14. The radio receiver of claim 11, wherein first signal processing procedure comprises:
performing a preliminary identification of the one or more interfering signals;
performing one or more feature extraction techniques to the preliminary identification;
applying a pattern classification to features of the one or more interfering signals extracted using the one or more feature extraction techniques to yield one or more classified patterns; and
applying a trained machine learning model to the one or more classified patterns to classify the one or more interfering signals.
15. The radio receiver of claim 14, wherein the one or more processors are further configured to provide, as an additional input into the trained machine learning model, one or more of the signal or cross layer sensing statistics associated with the signal.
16. The radio receiver of claim 11, wherein
the corresponding type for each of the one or more interfering signals includes one of meaconing, spoofing, jamming, or chirp signal, and
the interference mitigation scheme is one of adaptive beamforming, multi-tone cancelation, and adaptive filter-based interference excision.

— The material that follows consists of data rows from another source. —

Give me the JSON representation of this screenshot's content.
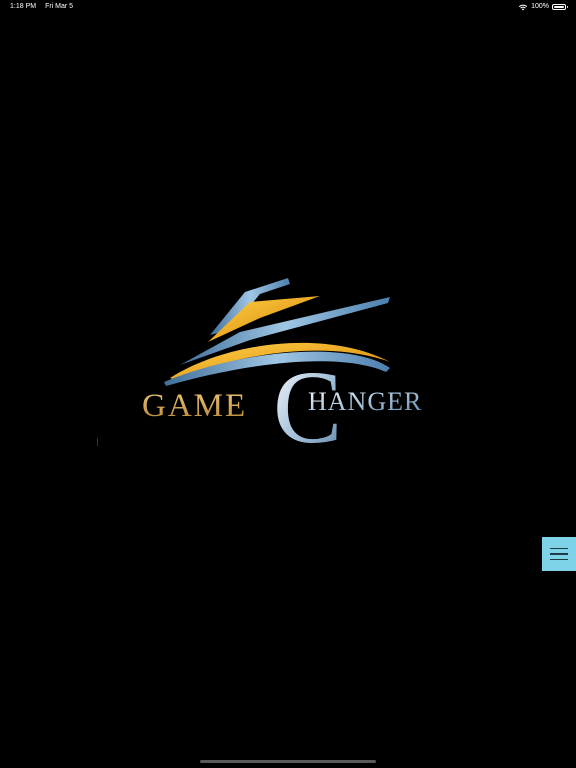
{
  "status_bar": {
    "time": "1:18 PM",
    "date": "Fri Mar 5",
    "battery": "100%"
  },
  "logo": {
    "word_left": "GAME",
    "letter_big": "C",
    "word_right": "HANGER",
    "colors": {
      "gold": "#c9a24a",
      "blue": "#8fb8d8",
      "silver": "#e8eef4"
    }
  },
  "menu_button": {
    "icon": "hamburger-menu-icon",
    "color": "#7fd3e8"
  }
}
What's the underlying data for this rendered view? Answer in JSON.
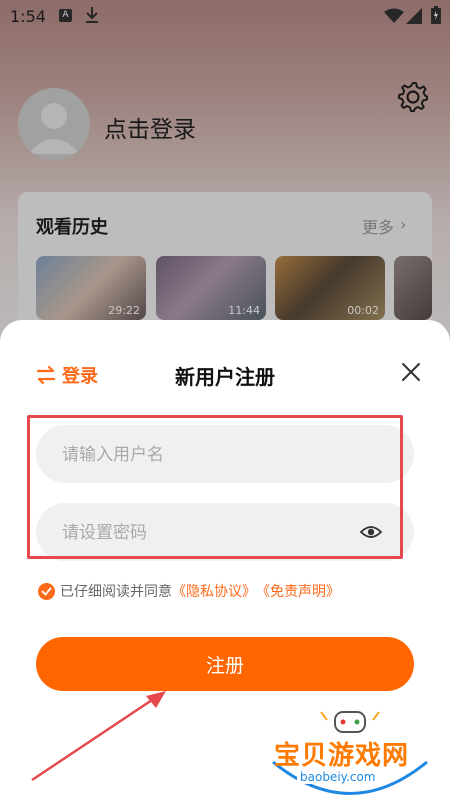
{
  "status_bar": {
    "time": "1:54",
    "icons": [
      "app-a-icon",
      "download-icon",
      "wifi-icon",
      "signal-icon",
      "battery-icon"
    ]
  },
  "profile": {
    "login_prompt": "点击登录"
  },
  "history": {
    "title": "观看历史",
    "more_label": "更多",
    "items": [
      {
        "duration": "29:22"
      },
      {
        "duration": "11:44"
      },
      {
        "duration": "00:02"
      },
      {
        "duration": ""
      }
    ]
  },
  "sheet": {
    "switch_label": "登录",
    "title": "新用户注册",
    "username": {
      "value": "",
      "placeholder": "请输入用户名"
    },
    "password": {
      "value": "",
      "placeholder": "请设置密码"
    },
    "agreement": {
      "prefix": "已仔细阅读并同意",
      "privacy_link": "《隐私协议》",
      "disclaimer_link": "《免责声明》"
    },
    "register_label": "注册"
  },
  "watermark": {
    "main": "宝贝游戏网",
    "url": "baobeiy.com"
  },
  "colors": {
    "accent": "#ff6600",
    "highlight": "#e5484d"
  }
}
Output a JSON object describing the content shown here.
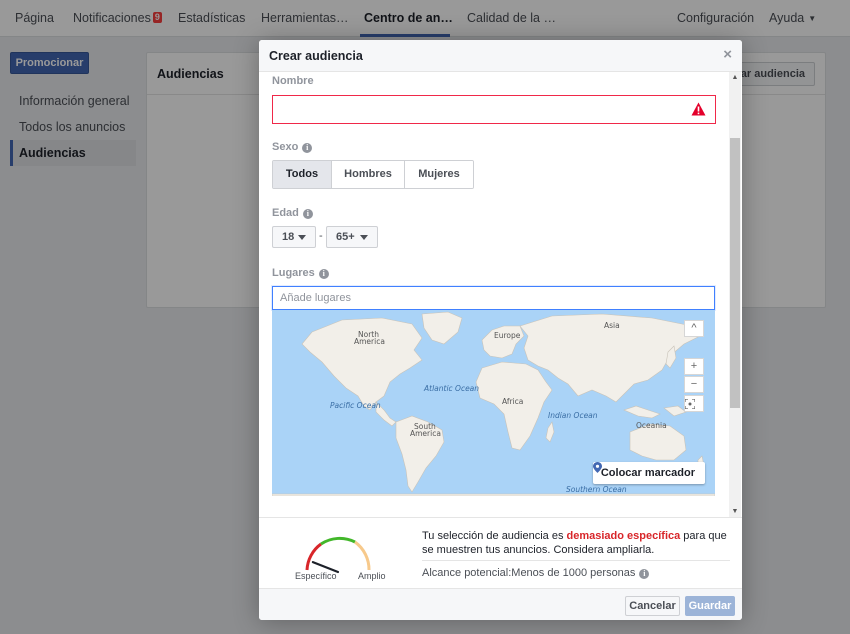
{
  "topnav": {
    "tabs": [
      {
        "label": "Página"
      },
      {
        "label": "Notificaciones",
        "badge": "9"
      },
      {
        "label": "Estadísticas"
      },
      {
        "label": "Herramientas…"
      },
      {
        "label": "Centro de an…",
        "active": true
      },
      {
        "label": "Calidad de la …"
      }
    ],
    "settings": "Configuración",
    "help": "Ayuda"
  },
  "left": {
    "promote": "Promocionar",
    "nav": [
      "Información general",
      "Todos los anuncios",
      "Audiencias"
    ],
    "selected": "Audiencias"
  },
  "content": {
    "title": "Audiencias",
    "create_button": "Crear audiencia"
  },
  "modal": {
    "title": "Crear audiencia",
    "close": "×",
    "name_label": "Nombre",
    "name_value": "",
    "gender_label": "Sexo",
    "gender_options": [
      "Todos",
      "Hombres",
      "Mujeres"
    ],
    "gender_selected": "Todos",
    "age_label": "Edad",
    "age_min": "18",
    "age_max": "65+",
    "age_dash": "-",
    "places_label": "Lugares",
    "places_placeholder": "Añade lugares",
    "map": {
      "labels": [
        "North America",
        "Europe",
        "Asia",
        "Atlantic Ocean",
        "Pacific Ocean",
        "Africa",
        "Indian Ocean",
        "South America",
        "Oceania",
        "Southern Ocean"
      ],
      "place_marker": "Colocar marcador",
      "controls": [
        "^",
        "+",
        "−"
      ]
    },
    "summary": {
      "text_before": "Tu selección de audiencia es ",
      "text_emph": "demasiado específica",
      "text_after": " para que se muestren tus anuncios. Considera ampliarla.",
      "reach": "Alcance potencial:Menos de 1000 personas",
      "gauge_left": "Específico",
      "gauge_right": "Amplio",
      "gauge_level": 0.12
    },
    "cancel": "Cancelar",
    "save": "Guardar"
  },
  "colors": {
    "accent": "#4267b2",
    "error": "#f02849",
    "map_water": "#aad3f7",
    "map_land": "#f2efe9"
  }
}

17. The radio receiver of claim 11, wherein the radio receiver is installed in an object involved in a mission critical communication with one or more transmitters, and the one or more interfering signals include one or more of a radar signal, a Global Positioning System (GPS) signal, a cellular technology-based signal, and a WiFi signal.
18. One or more non-transitory computer-readable media comprising computer-readable instructions, which when executed by one or more processors of a radio receiver, cause the radio receiver to:
receive a signal, wherein the signal includes an intended signal sent for reception by the radio receiver and one or more interfering signals;
apply, in real-time, a first signal processing procedure to the signal to classify a corresponding type for each of the one or more interfering signals;
determine an interference mitigation scheme for each type of interfering signal;
apply, in real-time, a second signal processing procedure to the signal to mitigate the one or more interfering signals using the interference mitigation scheme for each type of interfering signal; and
output the intended signal.
19. The One or more non-transitory computer-readable media of claim 18, wherein first signal processing procedure comprises:
performing a preliminary identification of the one or more interfering signals;
performing one or more feature extraction techniques to the preliminary identification;
applying a pattern classification to features of the one or more interfering signals extracted using the one or more feature extraction techniques to yield one or more classified patterns; and
applying a trained machine learning model to the one or more classified patterns to classify the one or more interfering signals, wherein
in addition to the one or more classified patterns, one or more of the signal or cross layer sensing statistics associated with the signal are provided as additional inputs to the trained machine learning model.
20. The One or more non-transitory computer-readable media of claim 18, wherein
the corresponding type for each of the one or more interfering signals includes one of meaconing, spoofing, jamming, or chirp signal, and
the interference mitigation scheme is one of adaptive beamforming, multi-tone cancelation, and adaptive filter-based interference excision.